パテ盛りを行った後に、大きな歪みが発生するのはなぜなのか?

パテ盛りを行った後に、大きな歪みが発生するのはなぜなのか?

ヘコミの修理で、しっかりと板金したにも関わらず、パテを盛り付けて研ぎ始めると、鉄板が歪んでしまうことがありますよね。

この現象は、プレスラインの少ないドアやボンネットなどで頻繁に起こりますが、ある程度注意しながら作業を進めれば解決策や対応方法も見えてきます。

パテから発生する熱により鉄板が歪んでしまう

これが最も多い事例です。

パテは硬化していく際に非常に大きな熱を発生させ、手で触れないほどまで熱くなってしまいます。

軽自動車などの薄い鉄板であればなおさらですが、少しの熱で歪んでしまいますので、パテに熱が発生しにくいように盛り付けていく必要があります。

では、どのようにしてパテを盛り付けていくのがベストなのか?

パテは可能な限り薄く盛る

余ったパテをどこに捨てているかは人それぞれですが、仮に段ボールに擦り付けるように廃棄するとしましょう。

この段ボールに擦り付けられたパテの厚さは、ボディに盛り付けたパテよりもかなり厚くなっていますよね。

このパテを触れば分かりますが、とてつもなく高温です。

触れません。

パテは厚ければ厚いほど高温になる性質がありますので、薄く盛り付けることでパテの温度が上昇しにくくなり、結果として鉄板の歪みにも繋がりにくくなるということです。

しかし、大きな修理ではパテを多く盛る必要がありますので、一度にたくさんのパテを使いたくなるでしょう。

何度も何度も薄く盛っては研いでを繰り返すのではとてつもない時間がかかってしまいますから。

厚く盛るためには、あるテクニックを使うことで鉄板の歪みを和らげる方法があります。

鉄板の内側にパテを盛る

特にDIYでの修理となれば、熱による「絞り」ができませんので、鉄板は伸びたままパテ付けを行わなければなりません。

伸びた鉄板はパテの硬化と熱に寄り収縮しようとしますので、結果パテの熱で鉄板は歪んでしまいます。

1度目のパテ研ぎ後に改めてパテを盛りますが、ここでもまた鉄板は歪んでいきますから、裏側にパテを盛ることであらかじめパテの力で鉄板を引っ張っておき、その反対側(表側)からパテを盛ることで鉄板の歪みを最小限に抑えられます。

この際に注意しなければならないのは、ただ盛るだけではなく、簡単に足付けだけはしておきましょう。

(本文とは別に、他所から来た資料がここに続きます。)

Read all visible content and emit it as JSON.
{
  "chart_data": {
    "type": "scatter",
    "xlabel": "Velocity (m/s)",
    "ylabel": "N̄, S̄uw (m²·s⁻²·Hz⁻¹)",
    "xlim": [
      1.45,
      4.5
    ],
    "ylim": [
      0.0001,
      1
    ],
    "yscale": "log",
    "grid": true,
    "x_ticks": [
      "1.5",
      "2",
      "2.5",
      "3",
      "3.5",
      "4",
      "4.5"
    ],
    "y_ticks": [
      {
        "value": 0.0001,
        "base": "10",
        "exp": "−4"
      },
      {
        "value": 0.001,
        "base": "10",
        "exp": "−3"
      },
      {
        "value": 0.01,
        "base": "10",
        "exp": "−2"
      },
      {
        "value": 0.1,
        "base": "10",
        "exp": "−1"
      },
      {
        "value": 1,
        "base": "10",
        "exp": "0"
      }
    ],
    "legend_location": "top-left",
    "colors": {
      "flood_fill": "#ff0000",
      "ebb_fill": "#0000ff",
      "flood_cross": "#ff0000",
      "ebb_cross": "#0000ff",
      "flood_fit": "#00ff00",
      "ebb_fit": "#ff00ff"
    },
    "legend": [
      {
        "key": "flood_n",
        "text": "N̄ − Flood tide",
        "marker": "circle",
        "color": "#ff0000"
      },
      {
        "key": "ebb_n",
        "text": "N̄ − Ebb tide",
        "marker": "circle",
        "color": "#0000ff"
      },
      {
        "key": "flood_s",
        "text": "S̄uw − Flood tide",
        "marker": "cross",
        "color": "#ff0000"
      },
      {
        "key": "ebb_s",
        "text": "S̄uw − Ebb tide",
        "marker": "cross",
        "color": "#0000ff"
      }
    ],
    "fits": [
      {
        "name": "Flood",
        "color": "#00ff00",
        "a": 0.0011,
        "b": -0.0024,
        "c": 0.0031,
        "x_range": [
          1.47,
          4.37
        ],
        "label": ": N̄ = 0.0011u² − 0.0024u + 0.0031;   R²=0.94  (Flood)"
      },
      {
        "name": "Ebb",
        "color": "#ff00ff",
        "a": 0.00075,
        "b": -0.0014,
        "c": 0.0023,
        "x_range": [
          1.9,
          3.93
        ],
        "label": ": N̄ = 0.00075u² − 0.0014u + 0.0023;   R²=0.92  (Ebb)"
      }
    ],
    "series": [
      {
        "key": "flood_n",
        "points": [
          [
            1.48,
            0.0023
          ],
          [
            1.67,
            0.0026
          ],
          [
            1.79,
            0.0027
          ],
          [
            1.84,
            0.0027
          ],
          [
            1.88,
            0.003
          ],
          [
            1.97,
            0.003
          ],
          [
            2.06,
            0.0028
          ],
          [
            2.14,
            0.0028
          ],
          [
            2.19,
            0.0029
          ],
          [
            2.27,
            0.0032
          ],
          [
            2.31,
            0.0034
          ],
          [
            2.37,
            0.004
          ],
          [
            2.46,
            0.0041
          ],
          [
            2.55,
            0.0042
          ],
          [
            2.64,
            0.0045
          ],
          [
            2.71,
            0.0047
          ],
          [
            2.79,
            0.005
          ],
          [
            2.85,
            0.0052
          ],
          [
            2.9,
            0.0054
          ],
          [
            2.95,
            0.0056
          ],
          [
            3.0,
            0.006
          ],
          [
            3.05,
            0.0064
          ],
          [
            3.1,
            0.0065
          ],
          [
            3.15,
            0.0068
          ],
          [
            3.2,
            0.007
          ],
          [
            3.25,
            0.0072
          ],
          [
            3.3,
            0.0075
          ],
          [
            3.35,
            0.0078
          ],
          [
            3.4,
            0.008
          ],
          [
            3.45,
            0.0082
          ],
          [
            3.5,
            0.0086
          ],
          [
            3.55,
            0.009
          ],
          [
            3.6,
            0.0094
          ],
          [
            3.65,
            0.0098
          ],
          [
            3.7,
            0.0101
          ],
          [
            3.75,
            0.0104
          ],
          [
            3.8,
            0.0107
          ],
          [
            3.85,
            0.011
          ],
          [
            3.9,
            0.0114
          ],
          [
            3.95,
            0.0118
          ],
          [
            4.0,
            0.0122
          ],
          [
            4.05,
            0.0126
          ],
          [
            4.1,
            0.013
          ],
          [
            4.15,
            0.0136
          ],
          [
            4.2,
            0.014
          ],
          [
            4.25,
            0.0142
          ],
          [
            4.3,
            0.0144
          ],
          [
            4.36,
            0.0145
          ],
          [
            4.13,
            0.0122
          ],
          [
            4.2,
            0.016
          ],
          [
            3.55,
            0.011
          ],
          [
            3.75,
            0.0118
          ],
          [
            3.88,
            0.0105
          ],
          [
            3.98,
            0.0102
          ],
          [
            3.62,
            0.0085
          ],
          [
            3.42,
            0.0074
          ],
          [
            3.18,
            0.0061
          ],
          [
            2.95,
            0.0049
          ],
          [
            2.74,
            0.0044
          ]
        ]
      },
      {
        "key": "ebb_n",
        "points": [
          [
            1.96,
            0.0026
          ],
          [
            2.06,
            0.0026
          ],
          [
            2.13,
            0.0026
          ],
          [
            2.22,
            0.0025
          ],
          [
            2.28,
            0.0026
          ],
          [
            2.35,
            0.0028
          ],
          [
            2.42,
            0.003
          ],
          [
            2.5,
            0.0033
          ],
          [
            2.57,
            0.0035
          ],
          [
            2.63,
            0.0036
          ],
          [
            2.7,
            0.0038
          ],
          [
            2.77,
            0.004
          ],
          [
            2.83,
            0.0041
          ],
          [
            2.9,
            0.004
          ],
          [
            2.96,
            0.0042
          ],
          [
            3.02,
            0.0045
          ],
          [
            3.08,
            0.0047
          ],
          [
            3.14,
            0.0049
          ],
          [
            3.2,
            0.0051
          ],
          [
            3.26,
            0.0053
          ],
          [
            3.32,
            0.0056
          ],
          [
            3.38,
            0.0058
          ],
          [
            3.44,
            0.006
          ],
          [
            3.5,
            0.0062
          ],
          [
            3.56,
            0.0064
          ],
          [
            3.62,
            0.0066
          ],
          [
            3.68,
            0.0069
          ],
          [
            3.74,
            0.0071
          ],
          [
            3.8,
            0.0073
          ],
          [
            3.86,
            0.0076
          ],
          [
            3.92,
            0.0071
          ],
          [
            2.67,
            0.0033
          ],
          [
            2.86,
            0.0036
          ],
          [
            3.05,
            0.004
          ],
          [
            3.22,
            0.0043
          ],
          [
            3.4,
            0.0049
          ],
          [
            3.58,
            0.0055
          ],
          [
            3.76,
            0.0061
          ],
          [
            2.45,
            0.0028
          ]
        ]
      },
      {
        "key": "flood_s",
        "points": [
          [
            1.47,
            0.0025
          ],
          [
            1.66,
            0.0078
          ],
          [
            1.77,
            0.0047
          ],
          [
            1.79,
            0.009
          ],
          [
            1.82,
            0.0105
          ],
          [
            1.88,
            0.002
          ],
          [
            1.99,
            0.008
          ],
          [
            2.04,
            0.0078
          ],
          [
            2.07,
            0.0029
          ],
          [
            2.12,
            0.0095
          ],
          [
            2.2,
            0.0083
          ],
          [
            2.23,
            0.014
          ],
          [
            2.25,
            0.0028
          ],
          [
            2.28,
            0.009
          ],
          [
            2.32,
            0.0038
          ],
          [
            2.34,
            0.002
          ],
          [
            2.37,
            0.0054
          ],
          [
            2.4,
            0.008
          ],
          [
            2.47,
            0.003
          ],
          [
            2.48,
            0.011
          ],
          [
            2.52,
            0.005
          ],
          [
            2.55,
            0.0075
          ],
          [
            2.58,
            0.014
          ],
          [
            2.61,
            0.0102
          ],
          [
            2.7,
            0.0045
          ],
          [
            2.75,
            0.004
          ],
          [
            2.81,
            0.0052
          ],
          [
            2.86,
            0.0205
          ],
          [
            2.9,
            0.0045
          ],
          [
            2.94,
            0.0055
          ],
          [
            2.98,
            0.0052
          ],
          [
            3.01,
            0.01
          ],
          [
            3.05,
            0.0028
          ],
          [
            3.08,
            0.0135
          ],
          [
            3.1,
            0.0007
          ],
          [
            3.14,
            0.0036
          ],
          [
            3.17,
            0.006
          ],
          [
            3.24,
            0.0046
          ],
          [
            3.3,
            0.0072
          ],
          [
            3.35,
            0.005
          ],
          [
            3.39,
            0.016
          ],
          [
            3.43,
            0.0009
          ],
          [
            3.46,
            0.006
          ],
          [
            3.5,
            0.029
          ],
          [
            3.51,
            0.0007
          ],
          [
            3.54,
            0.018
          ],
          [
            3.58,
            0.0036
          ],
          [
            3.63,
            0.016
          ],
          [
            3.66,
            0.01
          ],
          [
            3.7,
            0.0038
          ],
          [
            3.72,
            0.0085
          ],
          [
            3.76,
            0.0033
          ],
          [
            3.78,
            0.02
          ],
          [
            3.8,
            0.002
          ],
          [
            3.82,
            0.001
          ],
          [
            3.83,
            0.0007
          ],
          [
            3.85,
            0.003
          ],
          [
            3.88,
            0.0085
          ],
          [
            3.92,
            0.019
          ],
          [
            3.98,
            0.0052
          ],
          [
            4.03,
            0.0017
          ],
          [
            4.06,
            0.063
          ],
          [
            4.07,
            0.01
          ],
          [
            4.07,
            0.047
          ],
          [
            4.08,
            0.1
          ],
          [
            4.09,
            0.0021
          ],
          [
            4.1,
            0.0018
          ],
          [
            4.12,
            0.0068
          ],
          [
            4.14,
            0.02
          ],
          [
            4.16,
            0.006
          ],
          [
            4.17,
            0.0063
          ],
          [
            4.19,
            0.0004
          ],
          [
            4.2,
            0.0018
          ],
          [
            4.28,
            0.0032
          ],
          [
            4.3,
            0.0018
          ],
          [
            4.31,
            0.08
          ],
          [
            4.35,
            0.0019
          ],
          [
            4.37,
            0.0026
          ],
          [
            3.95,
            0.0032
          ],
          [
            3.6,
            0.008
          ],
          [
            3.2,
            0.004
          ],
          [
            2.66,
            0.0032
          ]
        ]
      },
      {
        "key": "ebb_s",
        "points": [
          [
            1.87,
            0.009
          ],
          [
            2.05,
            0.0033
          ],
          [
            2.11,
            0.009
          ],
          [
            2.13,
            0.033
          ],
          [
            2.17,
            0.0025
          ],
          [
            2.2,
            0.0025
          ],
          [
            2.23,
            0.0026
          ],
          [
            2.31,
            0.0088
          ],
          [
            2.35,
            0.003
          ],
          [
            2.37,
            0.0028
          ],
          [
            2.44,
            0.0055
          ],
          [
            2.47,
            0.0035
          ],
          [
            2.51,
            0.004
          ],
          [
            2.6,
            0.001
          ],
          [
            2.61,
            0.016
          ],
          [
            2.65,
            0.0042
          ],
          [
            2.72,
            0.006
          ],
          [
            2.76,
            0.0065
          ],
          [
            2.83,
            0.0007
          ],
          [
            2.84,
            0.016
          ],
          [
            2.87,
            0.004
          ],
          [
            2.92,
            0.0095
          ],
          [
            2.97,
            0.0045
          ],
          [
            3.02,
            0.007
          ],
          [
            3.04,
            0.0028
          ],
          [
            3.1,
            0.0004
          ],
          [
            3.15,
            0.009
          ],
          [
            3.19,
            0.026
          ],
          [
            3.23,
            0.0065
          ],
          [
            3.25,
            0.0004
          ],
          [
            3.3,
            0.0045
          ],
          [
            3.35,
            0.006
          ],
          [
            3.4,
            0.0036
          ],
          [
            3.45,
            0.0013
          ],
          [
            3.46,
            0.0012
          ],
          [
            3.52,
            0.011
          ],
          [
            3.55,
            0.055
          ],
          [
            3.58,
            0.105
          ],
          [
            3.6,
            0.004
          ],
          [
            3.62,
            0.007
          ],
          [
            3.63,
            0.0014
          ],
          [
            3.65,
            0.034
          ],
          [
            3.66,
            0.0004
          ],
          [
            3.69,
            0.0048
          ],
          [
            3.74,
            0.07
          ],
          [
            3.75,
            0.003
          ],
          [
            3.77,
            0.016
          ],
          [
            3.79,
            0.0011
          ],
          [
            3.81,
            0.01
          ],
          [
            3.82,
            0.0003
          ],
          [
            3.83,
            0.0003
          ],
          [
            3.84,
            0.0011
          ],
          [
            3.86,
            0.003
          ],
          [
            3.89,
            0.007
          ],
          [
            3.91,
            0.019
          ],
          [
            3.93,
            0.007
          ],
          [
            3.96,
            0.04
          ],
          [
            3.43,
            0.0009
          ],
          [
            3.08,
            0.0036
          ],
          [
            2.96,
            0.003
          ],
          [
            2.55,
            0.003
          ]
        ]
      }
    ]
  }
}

ということです。

足付けも何もしないままパテを盛り付ければ、振動ですぐに落ちてしまいます。

必ず足付けは行って、剥がれ落ちることのないように心がけましょう。

太陽の熱でも鉄板が歪む可能性はある

直射日光の下で作業をする人はほとんどいないと思います。

いわゆる「青空塗装」と呼ばれる塗装方法もありますが、真夏の40℃近くにもなる環境で塗装や板金の作業をする人なんているのでしょうか?

一日中、直射日光の下にいれば熱中症や日射病といった危険も伴いますし、溶剤の揮発も塗料の硬化も考えられないほど早くなってしまいますので、ほとんど作業にはならないでしょう。

日陰でパテ付けやパテ研ぎを行い、サーフェイサーまで塗装します。

サーフェイサーを乾かすために太陽の下へ持っていくのは、プロでも日常的に行っているので問題はありませんが、鉄板の歪みを考慮していなければ間違いなく歪みます。

サーフェイサーは艶消しですから研ぎ始めるまで気付かずに、いざ研ぎ始めれば違和感を感じるでしょう。

ここで徹底を冷やしても手遅れなのです。

もちろん、サーフェイサーだけではなく塗装や磨きが終わり、屋外に駐車している場合も同じように歪んでしまいます。

慣れないうちは鉄板を触って歪みの状態を見極めることも難しく、ましてやどの程度伸びているかなども全く判断ができないでしょう。

これだけ伸びているから、このままいけばこれだけ歪む。絞らなければならない。

というのはプロの見方です。

一般的なDIYで判断することは難しいですので、あらかじめ裏側からパテを持っておくことで炎天下での歪みも最小限におさえられるでしょう。